Is the sourdough flavor strong?
It’s gentle. You get a mild tang that balances the sweetness without overwhelming the oats or add-ins.
Final Thoughts
Sourdough baked oatmeal is comfort food with a practical streak. It’s easy, affordable, and endlessly adaptable, with a cozy texture and just the right amount of tang.
Keep a batch in the fridge for quick breakfasts, or bake a fresh pan for a relaxed weekend morning. Change the fruit, switch the spices, and make it your own. Once you try it, you’ll wonder why you ever tossed that extra starter.

Sourdough Baked Oatmeal – Cozy, Hearty, and Naturally Tangy
Ingredients
- 2 cups old-fashioned rolled oats (not quick or steel-cut)
- 1/2 cup active or discard sourdough starter
- 2 large eggs
- 2 cups milk (dairy or unsweetened non-dairy)
- 1/3–1/2 cup maple syrup or honey, to taste
- 1/4 cup melted butter or coconut oil
- 1 teaspoon vanilla extract
- 1 1/2 teaspoons ground cinnamon
- 1/2 teaspoon fine sea salt
- 1 teaspoon baking powder
- Optional add-ins: 1 cup berries, sliced bananas, or diced apples; 1/2 cup chopped nuts; 1/3 cup chocolate chips; 1/3 cup unsweetened shredded coconut
- Optional toppings for serving: yogurt, extra maple syrup, nut butter, or fresh fruit
Instructions
- Heat the oven and prep the pan: Preheat your oven to 350°F (175°C). Lightly grease a 9×9-inch baking dish or similar.
- Mix the wet ingredients: In a large bowl, whisk together the eggs, milk, sourdough starter, maple syrup, melted butter, and vanilla until smooth.
- Add the dry ingredients: Stir in the oats, cinnamon, salt, and baking powder. Fold gently until the oats are evenly coated.

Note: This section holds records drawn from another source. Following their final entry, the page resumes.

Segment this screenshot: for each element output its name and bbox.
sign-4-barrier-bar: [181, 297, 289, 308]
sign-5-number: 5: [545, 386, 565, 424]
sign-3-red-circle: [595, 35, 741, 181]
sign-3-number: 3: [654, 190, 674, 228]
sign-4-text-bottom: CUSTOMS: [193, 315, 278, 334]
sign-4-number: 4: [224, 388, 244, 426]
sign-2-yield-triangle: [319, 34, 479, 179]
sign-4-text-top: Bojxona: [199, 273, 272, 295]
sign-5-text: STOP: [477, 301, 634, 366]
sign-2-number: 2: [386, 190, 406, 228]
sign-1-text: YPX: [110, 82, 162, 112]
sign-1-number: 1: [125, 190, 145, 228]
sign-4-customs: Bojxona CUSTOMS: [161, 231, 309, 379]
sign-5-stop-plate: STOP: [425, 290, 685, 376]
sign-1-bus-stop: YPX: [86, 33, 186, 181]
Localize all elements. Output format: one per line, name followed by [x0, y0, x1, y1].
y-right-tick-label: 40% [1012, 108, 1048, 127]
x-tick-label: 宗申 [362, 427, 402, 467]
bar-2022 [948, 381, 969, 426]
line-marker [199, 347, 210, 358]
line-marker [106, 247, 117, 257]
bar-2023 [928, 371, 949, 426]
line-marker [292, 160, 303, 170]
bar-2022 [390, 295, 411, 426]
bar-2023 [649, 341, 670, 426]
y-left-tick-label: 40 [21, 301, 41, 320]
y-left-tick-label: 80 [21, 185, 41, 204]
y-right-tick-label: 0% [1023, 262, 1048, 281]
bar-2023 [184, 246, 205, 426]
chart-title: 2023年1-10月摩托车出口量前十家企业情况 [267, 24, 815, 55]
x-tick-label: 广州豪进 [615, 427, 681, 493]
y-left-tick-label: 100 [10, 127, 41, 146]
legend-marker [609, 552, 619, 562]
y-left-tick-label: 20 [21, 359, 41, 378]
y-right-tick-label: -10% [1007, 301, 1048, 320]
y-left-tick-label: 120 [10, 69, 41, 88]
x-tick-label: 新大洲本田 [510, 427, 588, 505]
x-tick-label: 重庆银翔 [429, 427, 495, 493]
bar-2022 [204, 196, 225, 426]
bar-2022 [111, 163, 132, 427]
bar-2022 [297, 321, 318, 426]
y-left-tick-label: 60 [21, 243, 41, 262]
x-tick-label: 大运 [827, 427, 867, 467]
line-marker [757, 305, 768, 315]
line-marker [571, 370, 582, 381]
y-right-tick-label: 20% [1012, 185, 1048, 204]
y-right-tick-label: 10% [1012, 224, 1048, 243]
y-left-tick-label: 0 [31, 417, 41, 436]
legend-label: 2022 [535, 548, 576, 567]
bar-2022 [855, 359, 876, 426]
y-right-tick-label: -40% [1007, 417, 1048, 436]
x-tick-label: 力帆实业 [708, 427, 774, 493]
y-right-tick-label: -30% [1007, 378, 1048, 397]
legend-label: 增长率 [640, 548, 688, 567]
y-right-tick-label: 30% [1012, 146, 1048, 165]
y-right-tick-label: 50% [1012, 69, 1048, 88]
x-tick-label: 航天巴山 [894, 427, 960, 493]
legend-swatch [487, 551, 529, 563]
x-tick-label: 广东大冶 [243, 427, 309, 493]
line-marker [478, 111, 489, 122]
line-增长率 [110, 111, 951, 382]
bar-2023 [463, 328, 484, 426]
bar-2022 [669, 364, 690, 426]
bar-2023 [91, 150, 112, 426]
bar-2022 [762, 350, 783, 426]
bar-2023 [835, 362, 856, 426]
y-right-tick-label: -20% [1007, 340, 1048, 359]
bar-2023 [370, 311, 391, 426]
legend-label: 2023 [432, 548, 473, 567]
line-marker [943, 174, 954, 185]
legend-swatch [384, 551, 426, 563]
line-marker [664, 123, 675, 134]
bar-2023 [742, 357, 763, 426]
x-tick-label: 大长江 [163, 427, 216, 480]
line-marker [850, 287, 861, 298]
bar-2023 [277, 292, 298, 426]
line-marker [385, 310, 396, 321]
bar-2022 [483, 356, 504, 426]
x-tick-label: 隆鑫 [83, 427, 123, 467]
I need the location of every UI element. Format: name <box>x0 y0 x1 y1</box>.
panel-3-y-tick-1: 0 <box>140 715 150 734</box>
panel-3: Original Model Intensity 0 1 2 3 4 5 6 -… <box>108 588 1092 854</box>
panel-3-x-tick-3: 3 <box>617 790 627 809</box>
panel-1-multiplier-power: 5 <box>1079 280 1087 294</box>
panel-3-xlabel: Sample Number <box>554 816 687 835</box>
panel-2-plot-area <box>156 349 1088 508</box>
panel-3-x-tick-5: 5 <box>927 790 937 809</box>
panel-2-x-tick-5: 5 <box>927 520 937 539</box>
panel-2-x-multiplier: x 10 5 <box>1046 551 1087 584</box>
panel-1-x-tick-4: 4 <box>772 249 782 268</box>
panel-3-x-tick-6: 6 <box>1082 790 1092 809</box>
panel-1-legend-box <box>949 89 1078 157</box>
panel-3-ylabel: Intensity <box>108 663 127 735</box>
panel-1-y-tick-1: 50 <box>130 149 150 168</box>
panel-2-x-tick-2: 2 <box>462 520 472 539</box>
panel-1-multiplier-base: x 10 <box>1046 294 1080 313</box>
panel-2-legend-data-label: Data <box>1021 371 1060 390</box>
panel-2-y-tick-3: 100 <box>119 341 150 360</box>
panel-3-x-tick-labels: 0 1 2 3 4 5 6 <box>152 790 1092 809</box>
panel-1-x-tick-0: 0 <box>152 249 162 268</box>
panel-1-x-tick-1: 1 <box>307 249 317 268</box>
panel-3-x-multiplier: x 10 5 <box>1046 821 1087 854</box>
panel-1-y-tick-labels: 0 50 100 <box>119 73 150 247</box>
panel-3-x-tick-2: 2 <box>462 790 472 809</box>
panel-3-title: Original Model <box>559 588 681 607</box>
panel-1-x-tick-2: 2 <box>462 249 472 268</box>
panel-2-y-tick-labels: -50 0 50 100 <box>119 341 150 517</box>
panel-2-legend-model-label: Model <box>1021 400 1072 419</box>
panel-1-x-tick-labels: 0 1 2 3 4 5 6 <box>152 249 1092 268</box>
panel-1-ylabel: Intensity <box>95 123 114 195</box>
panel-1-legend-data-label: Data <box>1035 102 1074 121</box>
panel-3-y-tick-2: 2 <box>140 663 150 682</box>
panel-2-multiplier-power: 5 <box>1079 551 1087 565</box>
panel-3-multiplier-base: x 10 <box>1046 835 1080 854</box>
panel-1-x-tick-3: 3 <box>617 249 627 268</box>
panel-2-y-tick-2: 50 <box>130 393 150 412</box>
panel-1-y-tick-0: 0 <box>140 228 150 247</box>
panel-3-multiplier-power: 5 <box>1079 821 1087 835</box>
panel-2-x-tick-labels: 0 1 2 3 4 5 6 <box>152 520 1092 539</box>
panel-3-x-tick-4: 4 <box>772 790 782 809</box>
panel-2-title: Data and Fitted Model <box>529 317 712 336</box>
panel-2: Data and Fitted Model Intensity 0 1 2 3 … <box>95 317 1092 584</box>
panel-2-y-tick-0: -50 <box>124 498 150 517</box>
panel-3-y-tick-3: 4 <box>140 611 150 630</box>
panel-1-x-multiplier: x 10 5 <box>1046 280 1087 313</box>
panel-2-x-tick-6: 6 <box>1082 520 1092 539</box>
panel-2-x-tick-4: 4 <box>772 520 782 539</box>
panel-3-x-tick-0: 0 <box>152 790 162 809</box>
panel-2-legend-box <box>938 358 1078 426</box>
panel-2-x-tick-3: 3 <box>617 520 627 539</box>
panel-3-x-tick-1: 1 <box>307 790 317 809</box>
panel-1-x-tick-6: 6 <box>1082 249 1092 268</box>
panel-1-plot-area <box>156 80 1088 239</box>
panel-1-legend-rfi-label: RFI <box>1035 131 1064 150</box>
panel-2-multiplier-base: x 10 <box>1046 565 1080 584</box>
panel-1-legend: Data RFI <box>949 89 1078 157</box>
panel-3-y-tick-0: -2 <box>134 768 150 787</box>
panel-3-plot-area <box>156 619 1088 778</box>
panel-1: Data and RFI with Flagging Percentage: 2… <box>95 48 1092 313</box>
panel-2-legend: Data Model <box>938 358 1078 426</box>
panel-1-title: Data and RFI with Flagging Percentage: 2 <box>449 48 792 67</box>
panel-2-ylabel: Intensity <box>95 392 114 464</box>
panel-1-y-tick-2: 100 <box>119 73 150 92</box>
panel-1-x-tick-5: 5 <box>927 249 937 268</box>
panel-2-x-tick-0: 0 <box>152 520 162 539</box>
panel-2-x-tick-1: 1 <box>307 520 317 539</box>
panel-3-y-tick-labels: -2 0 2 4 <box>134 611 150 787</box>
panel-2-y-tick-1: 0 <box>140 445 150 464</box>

- Stir in add-ins: Fold in fruit, nuts, or chocolate chips if using. If adding very juicy fruit, reduce the milk by a couple of tablespoons to keep the texture set.
- Rest the batter (optional but helpful): Let the mixture sit for 10–15 minutes. This gives the oats time to hydrate and leads to a creamier bake.
- Transfer and bake: Pour the mixture into the prepared dish and smooth the top. Bake for 35–45 minutes, until the center is set and the edges are lightly golden.
- Cool slightly: Let it cool for 10 minutes. It will firm up as it rests, making it easier to slice.
- Serve: Scoop warm with a spoon for a soft, pudding-like texture or cut into squares for a more structured slice. Add yogurt, a drizzle of maple syrup, or a dollop of nut butter on top.